Farm labor contractors in Florida held a group of migrant workers in a condition of involuntary servitude, forcing them to pick oranges for no pay. The contractors threatened the laborers and committed acts of actual violence, breaking one of the workers’ arms, and the federal government charged them with violations of post-Civil War statutes making these behaviors criminal. The trial attorney at the Civil Rights Division of the United States Department of Justice – now pursuing his MFA – has the job of taking care of these six migrant workers during the three-week trial, herding them from their hotel to a restaurant to the courthouse, helping to prepare their testimony, trying to keep them sober, parceling out to them their witness fees from the U.S. Marshal’s Service when their testimony has been completed and they’ve been released.
The experience leads to my non-fiction piece “Trial in Tampa” that won third place in a local writing competition for trial lawyers, but that was not enough to get this story out of my system.
Ten years after the trial, I write a screenplay by the same name. Now it’s fiction, now the Bruce character is the hero, now the fiction has more intrigue than the actual facts warranted, but it’s all right to say that the screenplay is “based on a true story.” An agent offers to represent me, but I decide she’s a kook and never follow up. But that’s not the end, either.
Twenty-three years after the trial, I write a short story entitled “Clayton Norris,” taking without permission the name of one of the migrants. The story is rejected by a literary magazine with the comment “these things don’t really happen.” They do. And even that story is not enough, either. He writes yet another story based on slavery in the United States entitled “The Ultimate Escape,” a micro-fiction that is picked up by a now defunct market, In Between Altered States. Enough? The story is still there in my mind and will always be, waiting perhaps for another opportunity to emerge into literature.

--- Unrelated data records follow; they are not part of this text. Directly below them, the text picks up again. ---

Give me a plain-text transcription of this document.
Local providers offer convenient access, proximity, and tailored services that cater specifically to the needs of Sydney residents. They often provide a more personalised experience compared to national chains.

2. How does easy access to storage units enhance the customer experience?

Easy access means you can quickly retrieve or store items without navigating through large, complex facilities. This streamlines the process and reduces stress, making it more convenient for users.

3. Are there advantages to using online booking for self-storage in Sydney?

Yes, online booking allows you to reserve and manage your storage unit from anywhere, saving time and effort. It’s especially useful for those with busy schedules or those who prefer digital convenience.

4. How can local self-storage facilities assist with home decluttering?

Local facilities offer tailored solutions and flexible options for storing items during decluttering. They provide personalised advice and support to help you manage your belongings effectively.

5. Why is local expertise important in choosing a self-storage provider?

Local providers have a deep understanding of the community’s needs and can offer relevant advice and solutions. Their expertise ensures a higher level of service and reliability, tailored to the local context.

Indeed, each of the cases I tried over my career stemmed from a story of its own. Some of these I incorporated well into my consciousness, though some eluded me. Those are the times I often lost, such as the case in DC Superior Court in which the defendant slugged a friend in the middle of a neighborhood basketball game and broke his friend’s jaw. Jurors didn’t want the simple fact of a swing, a hit, and a bad result to convict on assault and battery. They wanted and needed to see a bigger story: Who were these people? What led up to this event? What happened afterward? It took a few losses of this type for me to realize that there’s always a larger picture, and a lawyer fails to do his job correctly and motivate the factfinders to do what he wants unless he finds that larger picture and works into it the key, legally-significant events of the case.
All trial lawyers craft narratives for their cases, recognizing that jurors need stories to make sense of facts. The lawyers pick the facts and documents that help them tell the larger story, and obviously, in the adversarial system in which they operate, they pick different facts and documents. For each document of issue, lawyers train their witnesses to articulate the proper interpretation if they can. We know this in politics as “spin,” and it applies with equal force in litigation.
The attorneys draft, edit, cast, direct, and perform competing stories on a stage, and the audience must take these stories and weigh them against each other, hoping to get it right. Which stories win? Not always the ones that should. By bad luck, by the jury’s failure to abide by a judge’s instructions concerning the need to put aside sympathy and prejudice, by incoherence or lack of credibility of one of the stories, one narrative may lose when it should have won, but that’s our system of justice.
Bruce J. Berger is a contributing writer for Café Américain and a first-year candidate in the American University’s Creative Writing MFA program.